Juan Sebastian Lach was the group's keyboard player on all its albums up through "Mar Adentro En La Sangre". Rather than replace him, the group instead invited cellist Leonel Perez and saxophone player Rodrigo Garibay to join. For its 15th Anniversary tour, Aldo Max replaced Garibay on saxophone. Guitarist Alex Otaola replaced Pablo Valero prior to the "Concierto Acustico" album. Drummer Patricio Iglesias left the band prior to "Mar Adentro En La Sangre". Julio Diaz was the group's drummer after Iglesias.

==Discography==

===Live albums===
- Concierto Acústico (1994)
- MTV Unplugged (1997)
- XV Aniversario En Vivo (2005)

Their first albums, Santa Sabina (1992), Símbolos (1994, produced by Adrian Belew) and Babel (1996) were released through the now-defunct Mexican record label Culebra Records, a local branch of BMG Ariola. Their following albums, Mar adentro en la sangre (2001) and Espiral (2003), were independent productions. In 1997, they also recorded an album of their "unplugged" performance for MTV Latinoamerica called Santa Sabina Unplugged. In early 2006, the group released a double live album "XV Aniversario" which also included a DVD. After that, the group went on indefinite hiatus.

Many members of the group have remained active in music.
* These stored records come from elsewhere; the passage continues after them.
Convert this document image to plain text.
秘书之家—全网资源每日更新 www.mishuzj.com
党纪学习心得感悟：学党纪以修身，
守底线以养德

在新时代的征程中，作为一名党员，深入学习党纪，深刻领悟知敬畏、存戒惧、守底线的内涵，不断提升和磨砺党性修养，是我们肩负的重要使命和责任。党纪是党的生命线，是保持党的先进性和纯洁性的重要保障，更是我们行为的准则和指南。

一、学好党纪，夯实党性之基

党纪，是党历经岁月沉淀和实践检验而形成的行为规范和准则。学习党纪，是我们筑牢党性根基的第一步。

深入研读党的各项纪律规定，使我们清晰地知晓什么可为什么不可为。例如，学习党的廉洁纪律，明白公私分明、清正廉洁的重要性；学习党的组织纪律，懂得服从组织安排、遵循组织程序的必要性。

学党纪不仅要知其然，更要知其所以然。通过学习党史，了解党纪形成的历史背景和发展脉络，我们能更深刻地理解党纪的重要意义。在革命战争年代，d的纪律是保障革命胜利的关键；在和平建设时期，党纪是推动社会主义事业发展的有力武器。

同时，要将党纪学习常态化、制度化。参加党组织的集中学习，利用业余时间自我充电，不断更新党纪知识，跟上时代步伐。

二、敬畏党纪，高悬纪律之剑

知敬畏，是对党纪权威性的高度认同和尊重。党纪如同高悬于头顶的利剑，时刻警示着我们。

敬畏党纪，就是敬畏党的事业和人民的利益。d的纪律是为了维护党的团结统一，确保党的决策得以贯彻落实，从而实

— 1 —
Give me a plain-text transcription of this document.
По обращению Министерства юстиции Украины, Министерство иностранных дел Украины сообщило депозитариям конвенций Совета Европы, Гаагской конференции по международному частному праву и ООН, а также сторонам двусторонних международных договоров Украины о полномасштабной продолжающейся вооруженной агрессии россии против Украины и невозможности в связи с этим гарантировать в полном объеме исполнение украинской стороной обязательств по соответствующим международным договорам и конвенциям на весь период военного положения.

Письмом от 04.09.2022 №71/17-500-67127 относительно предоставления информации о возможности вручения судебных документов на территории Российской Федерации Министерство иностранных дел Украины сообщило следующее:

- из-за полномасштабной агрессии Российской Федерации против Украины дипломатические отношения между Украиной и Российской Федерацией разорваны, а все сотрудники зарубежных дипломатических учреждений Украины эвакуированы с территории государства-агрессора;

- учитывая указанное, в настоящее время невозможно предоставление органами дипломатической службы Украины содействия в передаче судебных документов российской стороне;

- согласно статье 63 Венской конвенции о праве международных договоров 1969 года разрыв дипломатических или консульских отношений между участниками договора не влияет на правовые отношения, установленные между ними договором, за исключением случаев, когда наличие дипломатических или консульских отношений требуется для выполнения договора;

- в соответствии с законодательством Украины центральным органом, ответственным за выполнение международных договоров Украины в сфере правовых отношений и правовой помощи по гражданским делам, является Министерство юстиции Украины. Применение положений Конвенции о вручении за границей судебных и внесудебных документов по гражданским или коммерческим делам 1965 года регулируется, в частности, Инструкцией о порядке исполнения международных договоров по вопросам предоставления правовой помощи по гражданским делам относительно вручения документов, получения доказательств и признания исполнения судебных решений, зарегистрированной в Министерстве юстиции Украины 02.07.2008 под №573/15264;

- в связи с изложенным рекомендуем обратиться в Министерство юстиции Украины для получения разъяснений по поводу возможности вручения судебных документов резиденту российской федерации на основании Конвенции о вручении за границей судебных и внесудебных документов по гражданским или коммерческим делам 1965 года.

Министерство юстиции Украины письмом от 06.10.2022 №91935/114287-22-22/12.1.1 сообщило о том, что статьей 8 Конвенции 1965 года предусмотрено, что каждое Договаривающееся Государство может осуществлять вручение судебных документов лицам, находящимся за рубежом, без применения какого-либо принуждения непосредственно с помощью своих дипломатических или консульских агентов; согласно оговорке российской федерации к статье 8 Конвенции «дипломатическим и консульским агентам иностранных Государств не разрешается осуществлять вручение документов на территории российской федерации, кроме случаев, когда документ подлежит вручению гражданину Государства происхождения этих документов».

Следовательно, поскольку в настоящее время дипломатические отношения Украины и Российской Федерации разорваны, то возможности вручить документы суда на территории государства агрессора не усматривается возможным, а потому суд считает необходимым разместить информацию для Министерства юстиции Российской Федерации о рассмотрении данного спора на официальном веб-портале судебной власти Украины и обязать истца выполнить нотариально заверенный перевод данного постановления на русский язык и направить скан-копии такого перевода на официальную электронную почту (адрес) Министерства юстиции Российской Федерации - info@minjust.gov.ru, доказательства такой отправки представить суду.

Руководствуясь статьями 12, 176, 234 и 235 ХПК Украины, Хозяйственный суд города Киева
Rita Guerrero and Leonel Perez performed as part of Ensamble Galileo. This acoustic chamber group specializes in Renaissance-era music.
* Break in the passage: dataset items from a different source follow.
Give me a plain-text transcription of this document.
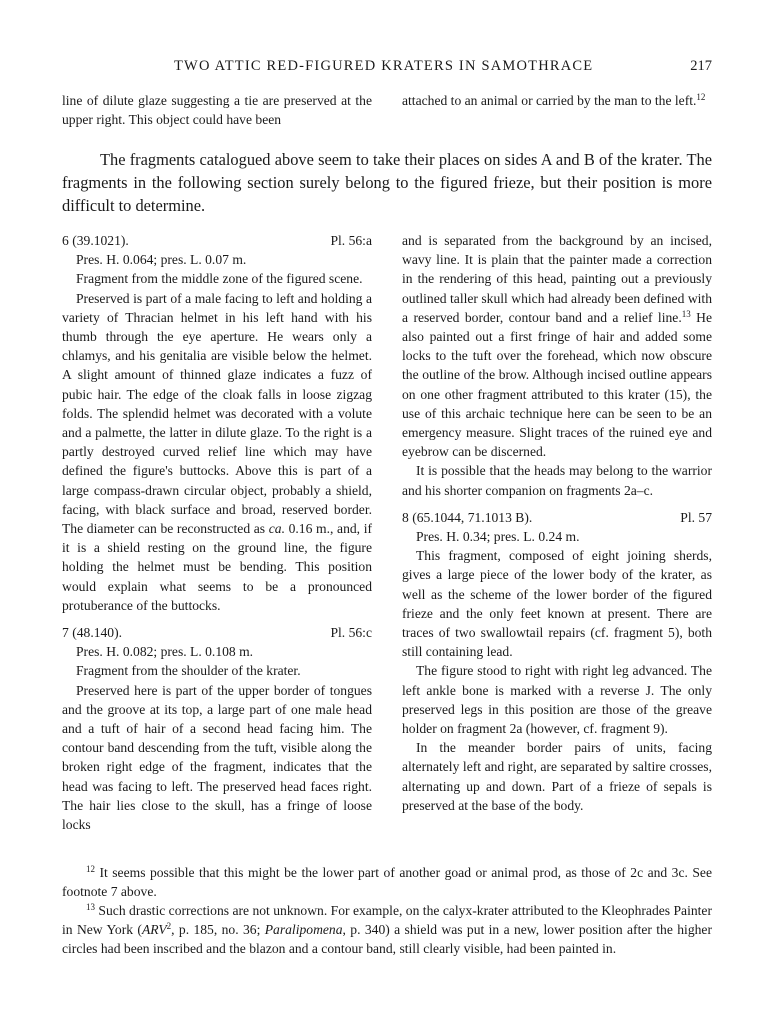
TWO ATTIC RED-FIGURED KRATERS IN SAMOTHRACE	217

line of dilute glaze suggesting a tie are preserved at the upper right. This object could have been

attached to an animal or carried by the man to the left.$^{12}$

The fragments catalogued above seem to take their places on sides A and B of the krater. The fragments in the following section surely belong to the figured frieze, but their position is more difficult to determine.

6 (39.1021).	Pl. 56:a

Pres. H. 0.064; pres. L. 0.07 m.

Fragment from the middle zone of the figured scene.

Preserved is part of a male facing to left and holding a variety of Thracian helmet in his left hand with his thumb through the eye aperture. He wears only a chlamys, and his genitalia are visible below the helmet. A slight amount of thinned glaze indicates a fuzz of pubic hair. The edge of the cloak falls in loose zigzag folds. The splendid helmet was decorated with a volute and a palmette, the latter in dilute glaze. To the right is a partly destroyed curved relief line which may have defined the figure's buttocks. Above this is part of a large compass-drawn circular object, probably a shield, facing, with black surface and broad, reserved border. The diameter can be reconstructed as ca. 0.16 m., and, if it is a shield resting on the ground line, the figure holding the helmet must be bending. This position would explain what seems to be a pronounced protuberance of the buttocks.

7 (48.140).	Pl. 56:c

Pres. H. 0.082; pres. L. 0.108 m.

Fragment from the shoulder of the krater.

Preserved here is part of the upper border of tongues and the groove at its top, a large part of one male head and a tuft of hair of a second head facing him. The contour band descending from the tuft, visible along the broken right edge of the fragment, indicates that the head was facing to left. The preserved head faces right. The hair lies close to the skull, has a fringe of loose locks

and is separated from the background by an incised, wavy line. It is plain that the painter made a correction in the rendering of this head, painting out a previously outlined taller skull which had already been defined with a reserved border, contour band and a relief line.$^{13}$ He also painted out a first fringe of hair and added some locks to the tuft over the forehead, which now obscure the outline of the brow. Although incised outline appears on one other fragment attributed to this krater (15), the use of this archaic technique here can be seen to be an emergency measure. Slight traces of the ruined eye and eyebrow can be discerned.

It is possible that the heads may belong to the warrior and his shorter companion on fragments 2a–c.

8 (65.1044, 71.1013 B).	Pl. 57

Pres. H. 0.34; pres. L. 0.24 m.

This fragment, composed of eight joining sherds, gives a large piece of the lower body of the krater, as well as the scheme of the lower border of the figured frieze and the only feet known at present. There are traces of two swallowtail repairs (cf. fragment 5), both still containing lead.

The figure stood to right with right leg advanced. The left ankle bone is marked with a reverse J. The only preserved legs in this position are those of the greave holder on fragment 2a (however, cf. fragment 9).

In the meander border pairs of units, facing alternately left and right, are separated by saltire crosses, alternating up and down. Part of a frieze of sepals is preserved at the base of the body.

$^{12}$ It seems possible that this might be the lower part of another goad or animal prod, as those of 2c and 3c. See footnote 7 above.

$^{13}$ Such drastic corrections are not unknown. For example, on the calyx-krater attributed to the Kleophrades Painter in New York (ARV$^2$, p. 185, no. 36; Paralipomena, p. 340) a shield was put in a new, lower position after the higher circles had been inscribed and the blazon and a contour band, still clearly visible, had been painted in.
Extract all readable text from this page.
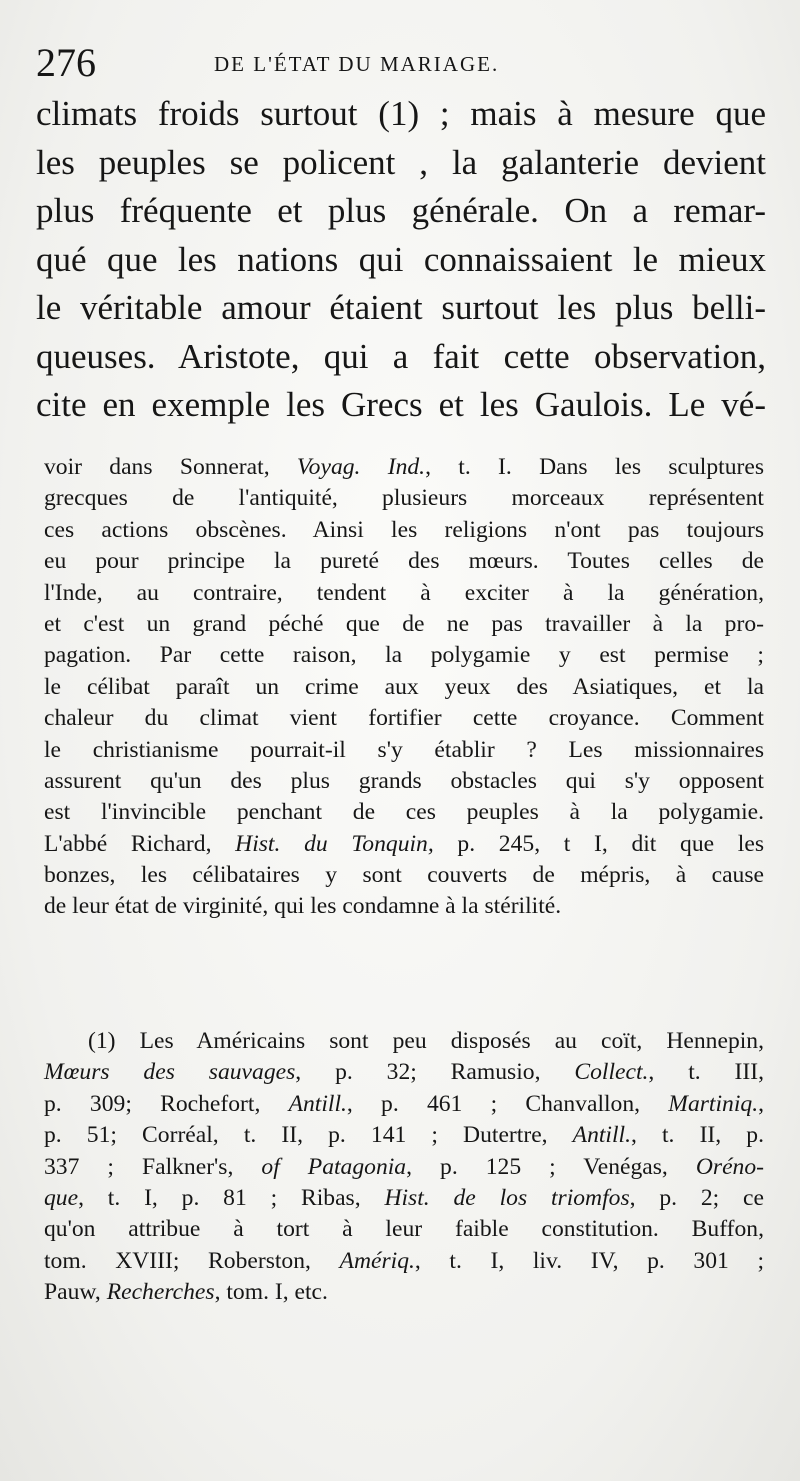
276	DE L'ÉTAT DU MARIAGE.
climats froids surtout (1) ; mais à mesure que
les peuples se policent , la galanterie devient
plus fréquente et plus générale. On a remar-
qué que les nations qui connaissaient le mieux
le véritable amour étaient surtout les plus belli-
queuses. Aristote, qui a fait cette observation,
cite en exemple les Grecs et les Gaulois. Le vé-
voir dans Sonnerat, Voyag. Ind., t. I. Dans les sculptures
grecques de l'antiquité, plusieurs morceaux représentent
ces actions obscènes. Ainsi les religions n'ont pas toujours
eu pour principe la pureté des mœurs. Toutes celles de
l'Inde, au contraire, tendent à exciter à la génération,
et c'est un grand péché que de ne pas travailler à la pro-
pagation. Par cette raison, la polygamie y est permise ;
le célibat paraît un crime aux yeux des Asiatiques, et la
chaleur du climat vient fortifier cette croyance. Comment
le christianisme pourrait-il s'y établir ? Les missionnaires
assurent qu'un des plus grands obstacles qui s'y opposent
est l'invincible penchant de ces peuples à la polygamie.
L'abbé Richard, Hist. du Tonquin, p. 245, t I, dit que les
bonzes, les célibataires y sont couverts de mépris, à cause
de leur état de virginité, qui les condamne à la stérilité.
(1) Les Américains sont peu disposés au coït, Hennepin,
Mœurs des sauvages, p. 32; Ramusio, Collect., t. III,
p. 309; Rochefort, Antill., p. 461 ; Chanvallon, Martiniq.,
p. 51; Corréal, t. II, p. 141 ; Dutertre, Antill., t. II, p.
337 ; Falkner's, of Patagonia, p. 125 ; Venégas, Oréno-
que, t. I, p. 81 ; Ribas, Hist. de los triomfos, p. 2; ce
qu'on attribue à tort à leur faible constitution. Buffon,
tom. XVIII; Roberston, Amériq., t. I, liv. IV, p. 301 ;
Pauw, Recherches, tom. I, etc.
Poncho Figueroa organized and produced a tribute album to Mexican rock music pioneer Rodrigo "Rockdrigo" Gonzalez. He has also been performing in a trio called Los Jaiguey, along with brothers Gustavo and Ricardo Jacob, who released their first album in November 2009 and in March 2013 released their second album entitled Haciendo Tiempo (Doing Time).
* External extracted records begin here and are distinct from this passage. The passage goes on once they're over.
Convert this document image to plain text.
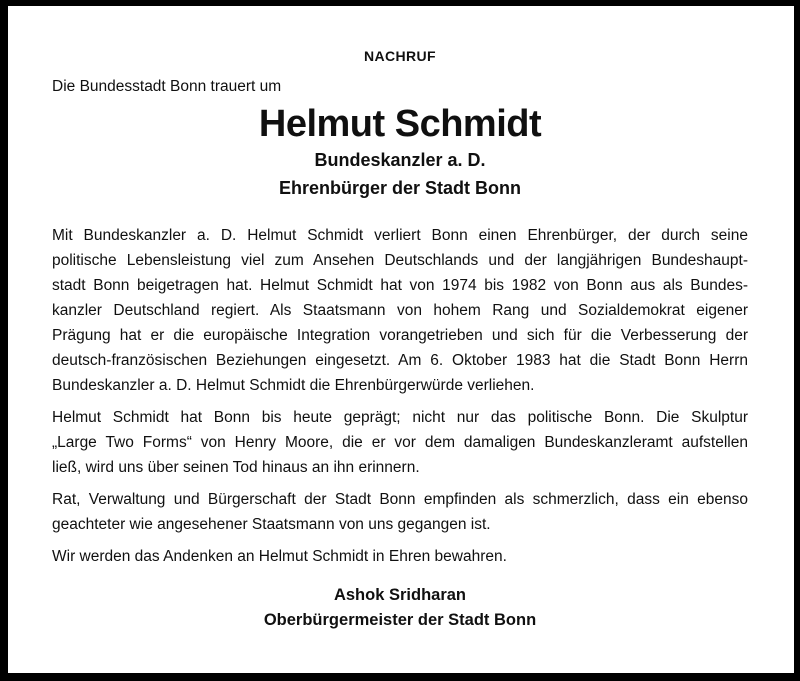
NACHRUF
Die Bundesstadt Bonn trauert um
Helmut Schmidt
Bundeskanzler a. D.
Ehrenbürger der Stadt Bonn
Mit Bundeskanzler a. D. Helmut Schmidt verliert Bonn einen Ehrenbürger, der durch seine
politische Lebensleistung viel zum Ansehen Deutschlands und der langjährigen Bundeshaupt-
stadt Bonn beigetragen hat. Helmut Schmidt hat von 1974 bis 1982 von Bonn aus als Bundes-
kanzler Deutschland regiert. Als Staatsmann von hohem Rang und Sozialdemokrat eigener
Prägung hat er die europäische Integration vorangetrieben und sich für die Verbesserung der
deutsch-französischen Beziehungen eingesetzt. Am 6. Oktober 1983 hat die Stadt Bonn Herrn
Bundeskanzler a. D. Helmut Schmidt die Ehrenbürgerwürde verliehen.
Helmut Schmidt hat Bonn bis heute geprägt; nicht nur das politische Bonn. Die Skulptur
„Large Two Forms“ von Henry Moore, die er vor dem damaligen Bundeskanzleramt aufstellen
ließ, wird uns über seinen Tod hinaus an ihn erinnern.
Rat, Verwaltung und Bürgerschaft der Stadt Bonn empfinden als schmerzlich, dass ein ebenso
geachteter wie angesehener Staatsmann von uns gegangen ist.
Wir werden das Andenken an Helmut Schmidt in Ehren bewahren.
Ashok Sridharan
Oberbürgermeister der Stadt Bonn
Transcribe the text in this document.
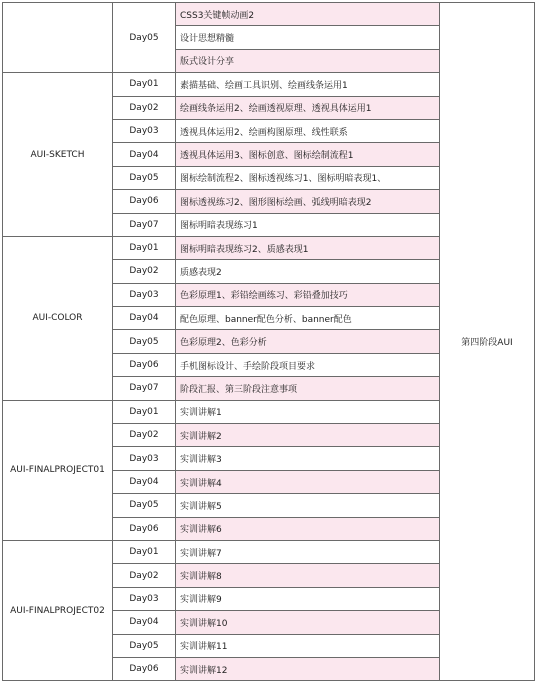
	Day05	CSS3关键帧动画2	第四阶段AUI
		设计思想精髓	
		版式设计分享	
AUI-SKETCH	Day01	素描基础、绘画工具识别、绘画线条运用1	
	Day02	绘画线条运用2、绘画透视原理、透视具体运用1	
	Day03	透视具体运用2、绘画构图原理、线性联系	
	Day04	透视具体运用3、图标创意、图标绘制流程1	
	Day05	图标绘制流程2、图标透视练习1、图标明暗表现1、	
	Day06	图标透视练习2、图形图标绘画、弧线明暗表现2	
	Day07	图标明暗表现练习1	
AUI-COLOR	Day01	图标明暗表现练习2、质感表现1	
	Day02	质感表现2	
	Day03	色彩原理1、彩铅绘画练习、彩铅叠加技巧	
	Day04	配色原理、banner配色分析、banner配色	
	Day05	色彩原理2、色彩分析	
	Day06	手机图标设计、手绘阶段项目要求	
	Day07	阶段汇报、第三阶段注意事项	
AUI-FINALPROJECT01	Day01	实训讲解1	
	Day02	实训讲解2	
	Day03	实训讲解3	
	Day04	实训讲解4	
	Day05	实训讲解5	
	Day06	实训讲解6	
AUI-FINALPROJECT02	Day01	实训讲解7	
	Day02	实训讲解8	
	Day03	实训讲解9	
	Day04	实训讲解10	
	Day05	实训讲解11	
	Day06	实训讲解12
Alex Otaola performed with La Barranca from 1998 to 2007 and has also been active as a guest guitarist on numerous projects. His solo album "Fractales" was released in September 2007.

Patricio Iglesias was absent from the music scene for almost 8 years due to various health problems. The band participated in a benefit concert on his behalf in 2005. However, he apparently made a full recovery, and in 2006 he appeared on the Cafe Tacuba triple live album and DVD, and he also played on Otaola's "Fractales" album.

Julio Diaz performed with Jorge "Ziggy" Fratta and others as well as performing concerts with his own group.

Juan Sebastian Lach moved to Europe and studied for a doctorate in cognitive musicology. He continued to write music, often with microtonal applications that involved either chamber groups or players and computers.

==Death of Rita Guerrero==
Rita Guerrero, lead singer of the band, died on March 11, 2011, due to breast cancer, which was diagnosed in January, 2010. She had undergone chemotherapy, and as it was unsuccessful tried various treatments of alternative medicine. She was 47 at the time of her death.